Monitoring and Analysis of Hateful Language in South Africa: A Fourth Deep Dive
White Monopoly Capital
While the phrase “White monopoly capital(ists)” became prominent on South African social media in 2016 to allegedly benefit corrupt businessmen around President Zuma, today it’s frequently used by politicians offline to broadly target white business people. It reflects a local frustration implying white business people are unwilling to share wealth with a broader group. While there may be white capitalists enriching themselves at the expense of others, the phrase is not always used to imply this, and its context determines its importance.
It could be deemed offensive and inflammatory when used to rally or divide people racially, but it’s not hate speech when used to describe South Africa’s existing economic structure. This multifaceted characteristic makes the term problematic when politicians use it without defining specifically what they mean.

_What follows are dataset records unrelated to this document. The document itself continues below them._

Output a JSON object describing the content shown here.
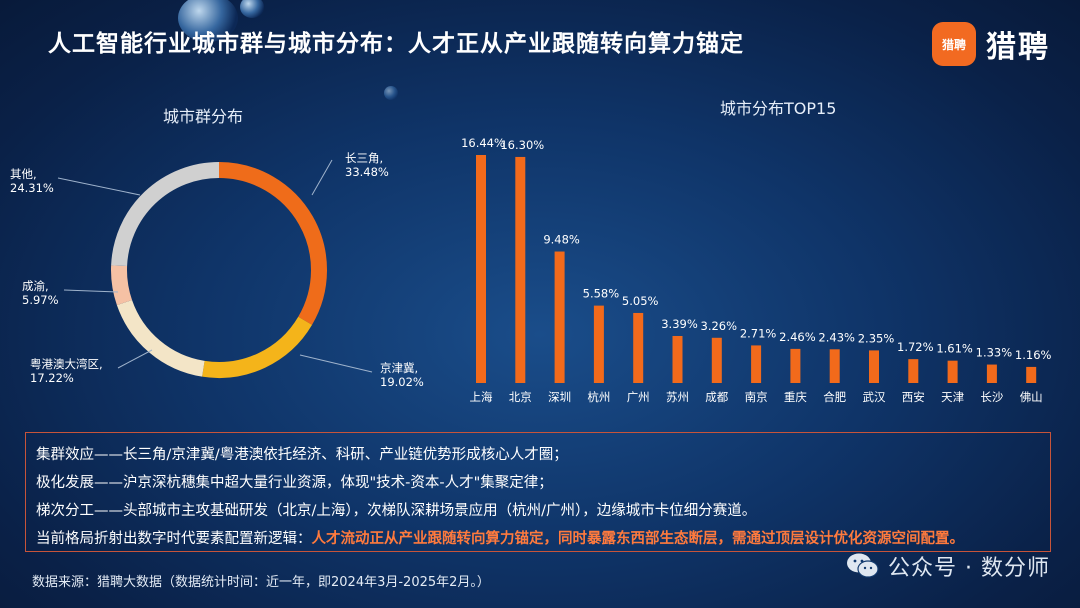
{
  "title": "人工智能行业城市群与城市分布：人才正从产业跟随转向算力锚定",
  "brand": {
    "logo_mark": "猎聘",
    "name": "猎聘",
    "color": "#f26a21"
  },
  "chart_data": [
    {
      "type": "pie",
      "title": "城市群分布",
      "slices": [
        {
          "label": "长三角,",
          "value": 33.48,
          "value_label": "33.48%",
          "color": "#ef6c1a"
        },
        {
          "label": "京津冀,",
          "value": 19.02,
          "value_label": "19.02%",
          "color": "#f4b41a"
        },
        {
          "label": "粤港澳大湾区,",
          "value": 17.22,
          "value_label": "17.22%",
          "color": "#f3e5c7"
        },
        {
          "label": "成渝,",
          "value": 5.97,
          "value_label": "5.97%",
          "color": "#f5c1a4"
        },
        {
          "label": "其他,",
          "value": 24.31,
          "value_label": "24.31%",
          "color": "#d0d0d0"
        }
      ]
    },
    {
      "type": "bar",
      "title": "城市分布TOP15",
      "categories": [
        "上海",
        "北京",
        "深圳",
        "杭州",
        "广州",
        "苏州",
        "成都",
        "南京",
        "重庆",
        "合肥",
        "武汉",
        "西安",
        "天津",
        "长沙",
        "佛山"
      ],
      "values": [
        16.44,
        16.3,
        9.48,
        5.58,
        5.05,
        3.39,
        3.26,
        2.71,
        2.46,
        2.43,
        2.35,
        1.72,
        1.61,
        1.33,
        1.16
      ],
      "value_labels": [
        "16.44%",
        "16.30%",
        "9.48%",
        "5.58%",
        "5.05%",
        "3.39%",
        "3.26%",
        "2.71%",
        "2.46%",
        "2.43%",
        "2.35%",
        "1.72%",
        "1.61%",
        "1.33%",
        "1.16%"
      ],
      "color": "#f26a1b",
      "ylim": [
        0,
        16.44
      ]
    }
  ],
  "notes": [
    {
      "text": "集群效应——长三角/京津冀/粤港澳依托经济、科研、产业链优势形成核心人才圈；"
    },
    {
      "text": "极化发展——沪京深杭穗集中超大量行业资源，体现\"技术-资本-人才\"集聚定律；"
    },
    {
      "text": "梯次分工——头部城市主攻基础研发（北京/上海），次梯队深耕场景应用（杭州/广州），边缘城市卡位细分赛道。"
    },
    {
      "text": "当前格局折射出数字时代要素配置新逻辑：",
      "highlight": "人才流动正从产业跟随转向算力锚定，同时暴露东西部生态断层，需通过顶层设计优化资源空间配置。"
    }
  ],
  "source": "数据来源：猎聘大数据（数据统计时间：近一年，即2024年3月-2025年2月。）",
  "watermark": "公众号 · 数分师"
}
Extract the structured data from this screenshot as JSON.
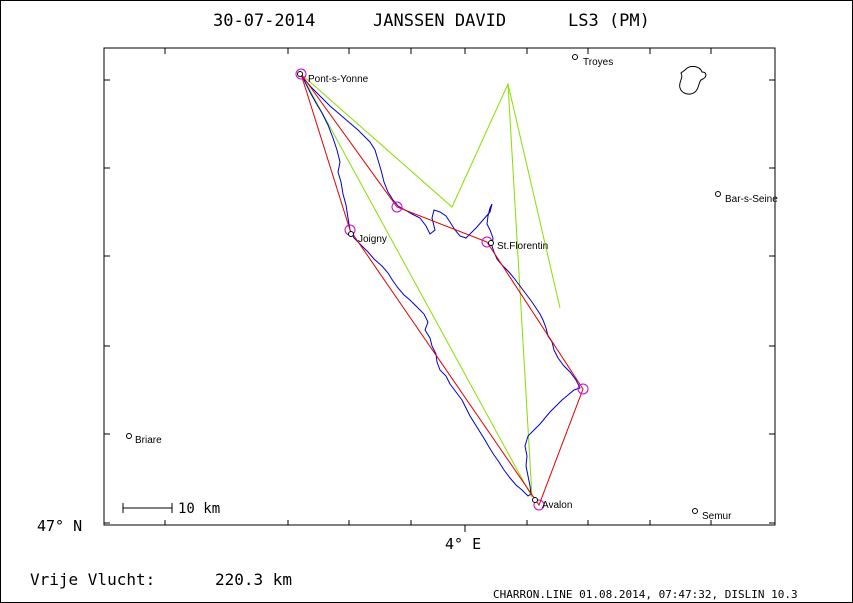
{
  "header": {
    "date": "30-07-2014",
    "pilot": "JANSSEN DAVID",
    "glider": "LS3 (PM)"
  },
  "axes": {
    "lat_label": "47° N",
    "lon_label": "4° E"
  },
  "scale": {
    "label": "10 km"
  },
  "footer": {
    "flight_label": "Vrije Vlucht:",
    "distance": "220.3 km",
    "software": "CHARRON.LINE 01.08.2014, 07:47:32, DISLIN 10.3"
  },
  "towns": {
    "pont": "Pont-s-Yonne",
    "troyes": "Troyes",
    "bar": "Bar-s-Seine",
    "joigny": "Joigny",
    "florentin": "St.Florentin",
    "briare": "Briare",
    "avalon": "Avalon",
    "semur": "Semur"
  },
  "colors": {
    "track": "#0000cc",
    "task": "#e00000",
    "turnpoint": "#cc00cc",
    "optimized": "#88dd00",
    "frame": "#000000"
  }
}
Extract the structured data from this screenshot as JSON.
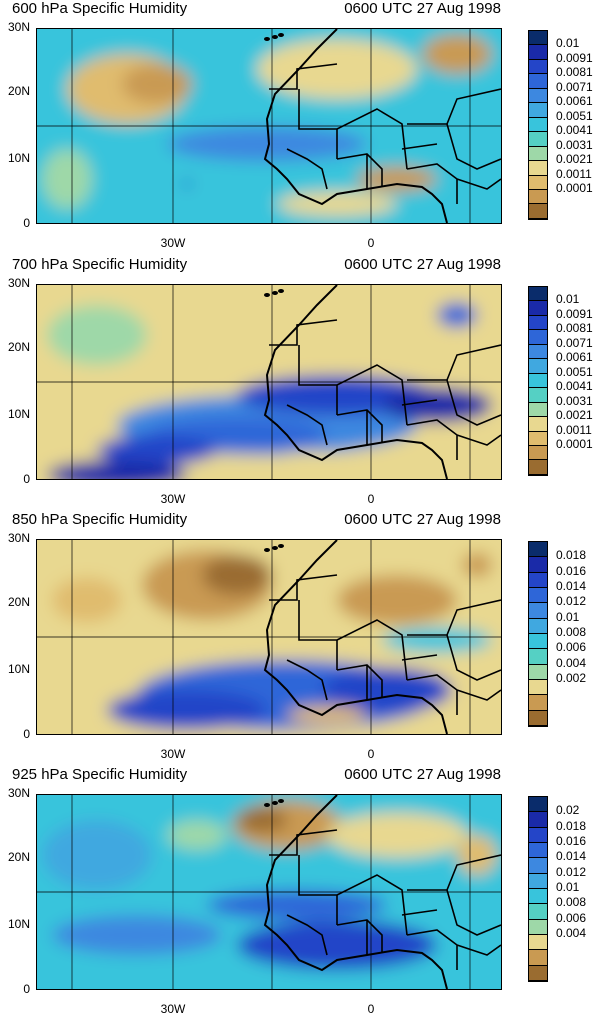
{
  "panels": [
    {
      "title": "600 hPa Specific Humidity",
      "datetime": "0600 UTC 27 Aug 1998",
      "yticks": [
        "30N",
        "20N",
        "10N",
        "0"
      ],
      "xticks": [
        "30W",
        "0"
      ],
      "colorbar_labels": [
        "0.01",
        "0.0091",
        "0.0081",
        "0.0071",
        "0.0061",
        "0.0051",
        "0.0041",
        "0.0031",
        "0.0021",
        "0.0011",
        "0.0001"
      ],
      "colorbar_colors": [
        "#0a2c6b",
        "#1a2aa8",
        "#2445c8",
        "#2e66d8",
        "#3d88e0",
        "#40a8e0",
        "#38c4dc",
        "#55d0c4",
        "#9ed8a8",
        "#e8d890",
        "#e0bc6e",
        "#c99a52",
        "#9a6c30"
      ]
    },
    {
      "title": "700 hPa Specific Humidity",
      "datetime": "0600 UTC 27 Aug 1998",
      "yticks": [
        "30N",
        "20N",
        "10N",
        "0"
      ],
      "xticks": [
        "30W",
        "0"
      ],
      "colorbar_labels": [
        "0.01",
        "0.0091",
        "0.0081",
        "0.0071",
        "0.0061",
        "0.0051",
        "0.0041",
        "0.0031",
        "0.0021",
        "0.0011",
        "0.0001"
      ],
      "colorbar_colors": [
        "#0a2c6b",
        "#1a2aa8",
        "#2445c8",
        "#2e66d8",
        "#3d88e0",
        "#40a8e0",
        "#38c4dc",
        "#55d0c4",
        "#9ed8a8",
        "#e8d890",
        "#e0bc6e",
        "#c99a52",
        "#9a6c30"
      ]
    },
    {
      "title": "850 hPa Specific Humidity",
      "datetime": "0600 UTC 27 Aug 1998",
      "yticks": [
        "30N",
        "20N",
        "10N",
        "0"
      ],
      "xticks": [
        "30W",
        "0"
      ],
      "colorbar_labels": [
        "0.018",
        "0.016",
        "0.014",
        "0.012",
        "0.01",
        "0.008",
        "0.006",
        "0.004",
        "0.002"
      ],
      "colorbar_colors": [
        "#0a2c6b",
        "#1a2aa8",
        "#2445c8",
        "#2e66d8",
        "#3d88e0",
        "#40a8e0",
        "#38c4dc",
        "#55d0c4",
        "#9ed8a8",
        "#e8d890",
        "#c99a52",
        "#9a6c30"
      ]
    },
    {
      "title": "925 hPa Specific Humidity",
      "datetime": "0600 UTC 27 Aug 1998",
      "yticks": [
        "30N",
        "20N",
        "10N",
        "0"
      ],
      "xticks": [
        "30W",
        "0"
      ],
      "colorbar_labels": [
        "0.02",
        "0.018",
        "0.016",
        "0.014",
        "0.012",
        "0.01",
        "0.008",
        "0.006",
        "0.004"
      ],
      "colorbar_colors": [
        "#0a2c6b",
        "#1a2aa8",
        "#2445c8",
        "#2e66d8",
        "#3d88e0",
        "#40a8e0",
        "#38c4dc",
        "#55d0c4",
        "#9ed8a8",
        "#e8d890",
        "#c99a52",
        "#9a6c30"
      ]
    }
  ]
}
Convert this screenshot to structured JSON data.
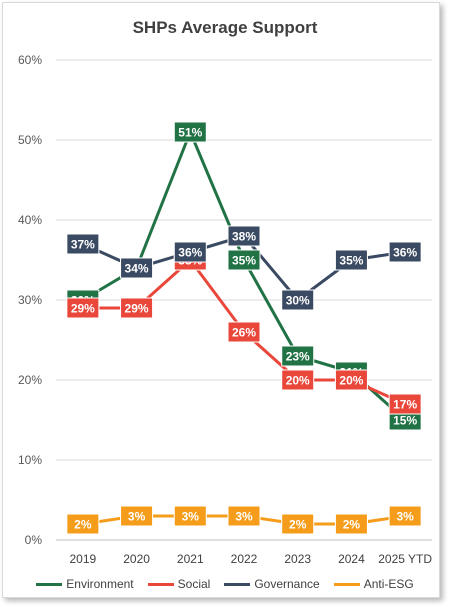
{
  "chart_data": {
    "type": "line",
    "title": "SHPs Average Support",
    "xlabel": "",
    "ylabel": "",
    "categories": [
      "2019",
      "2020",
      "2021",
      "2022",
      "2023",
      "2024",
      "2025 YTD"
    ],
    "ylim": [
      0,
      60
    ],
    "yticks": [
      "0%",
      "10%",
      "20%",
      "30%",
      "40%",
      "50%",
      "60%"
    ],
    "grid": true,
    "legend_position": "bottom",
    "series": [
      {
        "name": "Environment",
        "color": "#217346",
        "values": [
          30,
          34,
          51,
          35,
          23,
          21,
          15
        ],
        "labels": [
          "30%",
          "34%",
          "51%",
          "35%",
          "23%",
          "21%",
          "15%"
        ]
      },
      {
        "name": "Social",
        "color": "#e8473a",
        "values": [
          29,
          29,
          35,
          26,
          20,
          20,
          17
        ],
        "labels": [
          "29%",
          "29%",
          "35%",
          "26%",
          "20%",
          "20%",
          "17%"
        ]
      },
      {
        "name": "Governance",
        "color": "#3b4a63",
        "values": [
          37,
          34,
          36,
          38,
          30,
          35,
          36
        ],
        "labels": [
          "37%",
          "34%",
          "36%",
          "38%",
          "30%",
          "35%",
          "36%"
        ]
      },
      {
        "name": "Anti-ESG",
        "color": "#f59c1a",
        "values": [
          2,
          3,
          3,
          3,
          2,
          2,
          3
        ],
        "labels": [
          "2%",
          "3%",
          "3%",
          "3%",
          "2%",
          "2%",
          "3%"
        ]
      }
    ]
  }
}
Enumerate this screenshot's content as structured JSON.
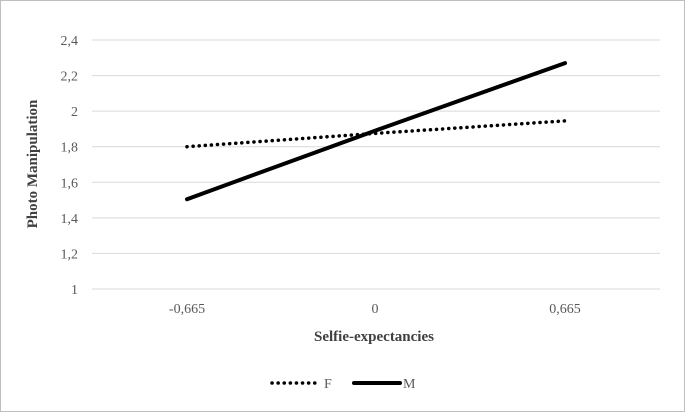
{
  "chart_data": {
    "type": "line",
    "title": "",
    "xlabel": "Selfie-expectancies",
    "ylabel": "Photo Manipulation",
    "categories": [
      "-0,665",
      "0",
      "0,665"
    ],
    "x": [
      -0.665,
      0,
      0.665
    ],
    "ylim": [
      1,
      2.4
    ],
    "yticks": [
      1,
      1.2,
      1.4,
      1.6,
      1.8,
      2,
      2.2,
      2.4
    ],
    "ytick_labels": [
      "1",
      "1,2",
      "1,4",
      "1,6",
      "1,8",
      "2",
      "2,2",
      "2,4"
    ],
    "grid": true,
    "legend_position": "bottom",
    "series": [
      {
        "name": "F",
        "values": [
          1.8,
          1.875,
          1.945
        ],
        "style": "dotted",
        "color": "#000000"
      },
      {
        "name": "M",
        "values": [
          1.505,
          1.89,
          2.27
        ],
        "style": "solid",
        "color": "#000000"
      }
    ]
  }
}
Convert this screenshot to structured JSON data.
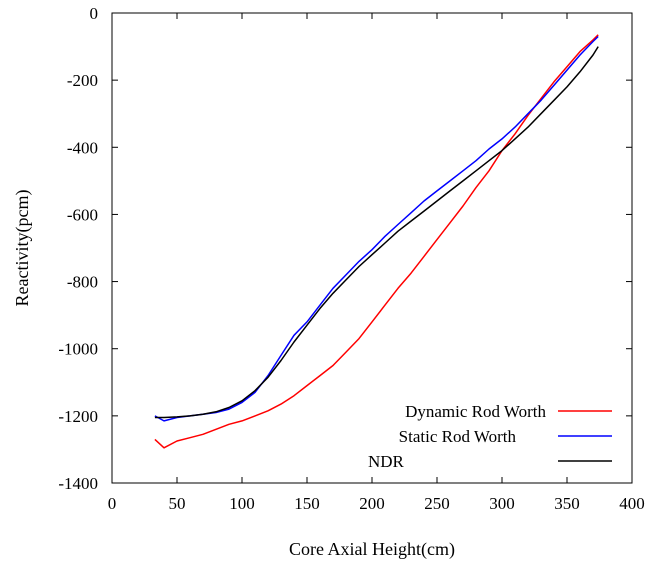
{
  "chart_data": {
    "type": "line",
    "title": "",
    "xlabel": "Core Axial Height(cm)",
    "ylabel": "Reactivity(pcm)",
    "xlim": [
      0,
      400
    ],
    "ylim": [
      -1400,
      0
    ],
    "xticks": [
      0,
      50,
      100,
      150,
      200,
      250,
      300,
      350,
      400
    ],
    "yticks": [
      0,
      -200,
      -400,
      -600,
      -800,
      -1000,
      -1200,
      -1400
    ],
    "grid": false,
    "legend_position": "bottom-right",
    "series": [
      {
        "name": "Dynamic Rod Worth",
        "color": "#ff0000",
        "x": [
          33,
          40,
          50,
          60,
          70,
          80,
          90,
          100,
          110,
          120,
          130,
          140,
          150,
          160,
          170,
          180,
          190,
          200,
          210,
          220,
          230,
          240,
          250,
          260,
          270,
          280,
          290,
          300,
          310,
          320,
          330,
          340,
          350,
          360,
          370,
          374
        ],
        "y": [
          -1270,
          -1295,
          -1275,
          -1265,
          -1255,
          -1240,
          -1225,
          -1215,
          -1200,
          -1185,
          -1165,
          -1140,
          -1110,
          -1080,
          -1050,
          -1010,
          -970,
          -920,
          -870,
          -820,
          -775,
          -725,
          -675,
          -625,
          -575,
          -520,
          -470,
          -410,
          -360,
          -305,
          -255,
          -205,
          -160,
          -115,
          -80,
          -65
        ]
      },
      {
        "name": "Static Rod Worth",
        "color": "#0000ff",
        "x": [
          33,
          40,
          50,
          60,
          70,
          80,
          90,
          100,
          110,
          120,
          130,
          140,
          150,
          160,
          170,
          180,
          190,
          200,
          210,
          220,
          230,
          240,
          250,
          260,
          270,
          280,
          290,
          300,
          310,
          320,
          330,
          340,
          350,
          360,
          370,
          374
        ],
        "y": [
          -1200,
          -1215,
          -1205,
          -1200,
          -1195,
          -1190,
          -1180,
          -1160,
          -1130,
          -1080,
          -1020,
          -960,
          -920,
          -870,
          -820,
          -780,
          -740,
          -705,
          -665,
          -630,
          -595,
          -560,
          -530,
          -500,
          -470,
          -440,
          -405,
          -375,
          -340,
          -300,
          -260,
          -215,
          -170,
          -125,
          -85,
          -70
        ]
      },
      {
        "name": "NDR",
        "color": "#000000",
        "x": [
          33,
          40,
          50,
          60,
          70,
          80,
          90,
          100,
          110,
          120,
          130,
          140,
          150,
          160,
          170,
          180,
          190,
          200,
          210,
          220,
          230,
          240,
          250,
          260,
          270,
          280,
          290,
          300,
          310,
          320,
          330,
          340,
          350,
          360,
          370,
          374
        ],
        "y": [
          -1205,
          -1205,
          -1203,
          -1200,
          -1195,
          -1188,
          -1175,
          -1155,
          -1125,
          -1085,
          -1035,
          -980,
          -930,
          -880,
          -835,
          -795,
          -755,
          -720,
          -685,
          -650,
          -620,
          -590,
          -560,
          -530,
          -500,
          -470,
          -440,
          -410,
          -375,
          -340,
          -300,
          -260,
          -220,
          -175,
          -125,
          -100
        ]
      }
    ]
  }
}
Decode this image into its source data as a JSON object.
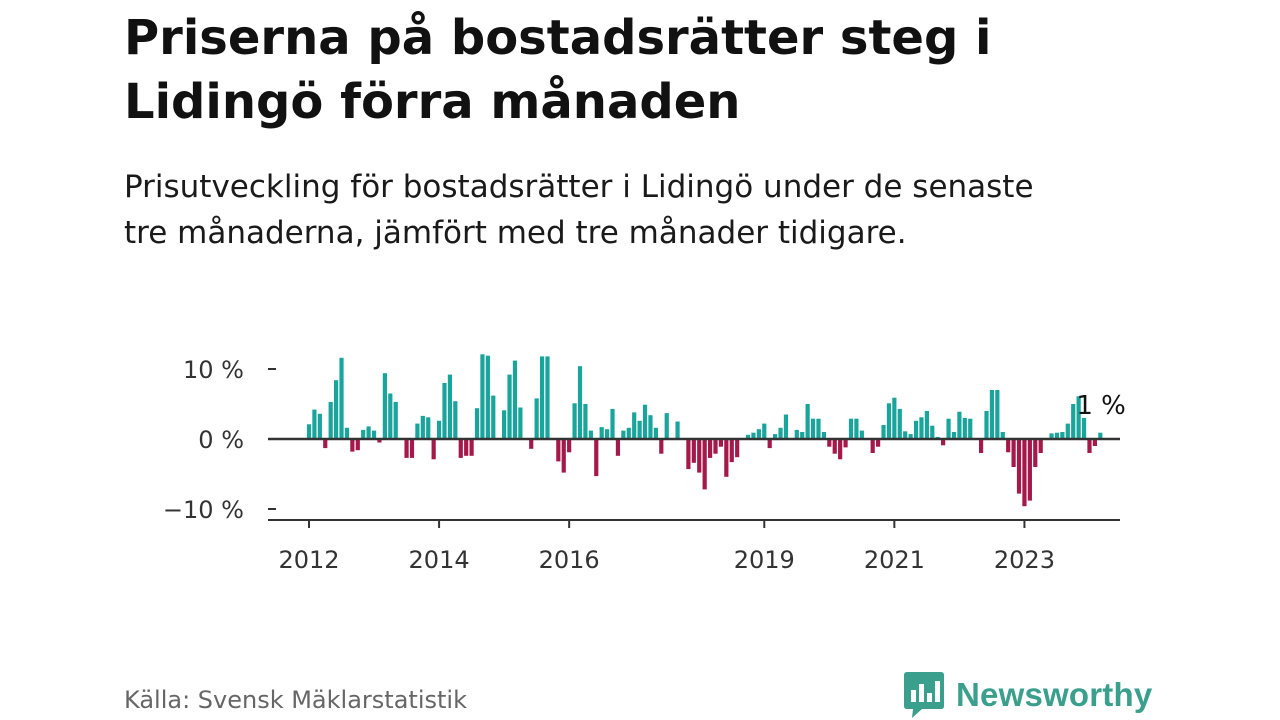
{
  "title": "Priserna på bostadsrätter steg i Lidingö förra månaden",
  "subtitle": "Prisutveckling för bostadsrätter i Lidingö under de senaste tre månaderna, jämfört med tre månader tidigare.",
  "source": "Källa: Svensk Mäklarstatistik",
  "brand": {
    "name": "Newsworthy",
    "icon": "newsworthy-logo-icon",
    "color": "#3a9f8c"
  },
  "colors": {
    "positive": "#1aa59c",
    "negative": "#a5194a",
    "axis": "#333333"
  },
  "chart_data": {
    "type": "bar",
    "unit": "%",
    "y_ticks": [
      {
        "value": 10,
        "label": "10 %"
      },
      {
        "value": 0,
        "label": "0 %"
      },
      {
        "value": -10,
        "label": "−10 %"
      }
    ],
    "x_ticks": [
      {
        "year": 2012,
        "label": "2012"
      },
      {
        "year": 2014,
        "label": "2014"
      },
      {
        "year": 2016,
        "label": "2016"
      },
      {
        "year": 2019,
        "label": "2019"
      },
      {
        "year": 2021,
        "label": "2021"
      },
      {
        "year": 2023,
        "label": "2023"
      }
    ],
    "ylim": [
      -11.5,
      12
    ],
    "start": "2012-01",
    "end_label": "1 %",
    "values": [
      2.1,
      4.2,
      3.6,
      -1.3,
      5.3,
      8.4,
      11.6,
      1.6,
      -1.8,
      -1.6,
      1.3,
      1.8,
      1.2,
      -0.5,
      9.4,
      6.5,
      5.3,
      0,
      -2.7,
      -2.7,
      2.2,
      3.3,
      3.1,
      -2.9,
      2.6,
      8.0,
      9.2,
      5.4,
      -2.7,
      -2.4,
      -2.4,
      4.4,
      12.1,
      11.9,
      6.2,
      0,
      4.1,
      9.2,
      11.2,
      4.5,
      0,
      -1.4,
      5.8,
      11.8,
      11.8,
      0,
      -3.2,
      -4.8,
      -1.9,
      5.1,
      10.4,
      5.0,
      1.2,
      -5.3,
      1.7,
      1.4,
      4.3,
      -2.4,
      1.2,
      1.6,
      3.8,
      2.6,
      4.9,
      3.4,
      1.6,
      -2.1,
      3.7,
      0,
      2.5,
      0,
      -4.3,
      -3.4,
      -4.8,
      -7.2,
      -2.7,
      -2.1,
      -1.1,
      -5.4,
      -3.3,
      -2.6,
      0,
      0.6,
      0.9,
      1.4,
      2.2,
      -1.3,
      0.7,
      1.6,
      3.5,
      0,
      1.3,
      1.0,
      5.0,
      2.9,
      2.9,
      1.0,
      -1.1,
      -2.1,
      -2.9,
      -1.2,
      2.9,
      2.9,
      1.2,
      0,
      -2.0,
      -1.1,
      2.0,
      5.1,
      5.9,
      4.3,
      1.1,
      0.7,
      2.6,
      3.1,
      4.0,
      1.9,
      0.3,
      -0.9,
      2.9,
      1.0,
      3.9,
      3.0,
      2.9,
      0,
      -2.0,
      4.0,
      7.0,
      7.0,
      1.0,
      -1.9,
      -4.0,
      -7.8,
      -9.6,
      -8.8,
      -4.0,
      -2.0,
      0,
      0.8,
      0.9,
      1.0,
      2.2,
      5.0,
      6.1,
      3.0,
      -2.0,
      -1.0,
      0.9
    ]
  }
}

During our monitoring period, the use of the term increased significantly on social media when used by politicians both online and off. At a public lecture, ANC Secretary General, Ace Magashule, painted white monopoly capitalism as a power structure to be dismantled in order to economically liberate the black African. Julius Malema, however, leader of the EFF, views it as a powerful tool to influence the president’s office. He issued a warning to the president that if he listens to white monopoly capital, the president won’t finish his term.
Kaffir is a derogatory term for a black African. Under Crimen Injuria - South African common law - the term is considered hate speech and is punishable under the justice system. Despite this, the term has surfaced throughout our monitoring process.
During this period, rise of the term was triggered by events such as Hellen Zille’s tweet on “black privilege” from an online debate stating: “Well you clearly don't understand black privilege. It is being able to loot a country and steal hundreds of billions and get re-elected. If ppl want permanent poverty for the masses they are going about it the right way."
This resulted in another user responding: “Just call us Kafirs and be done already.”
While such online discourse can quickly turn hateful, another tweet told how South Africans need to discuss how the Indian community uses the K-word more often than the white one when referring to black employees. The attention this tweet garnered suggests frequent use of the term in offline spaces.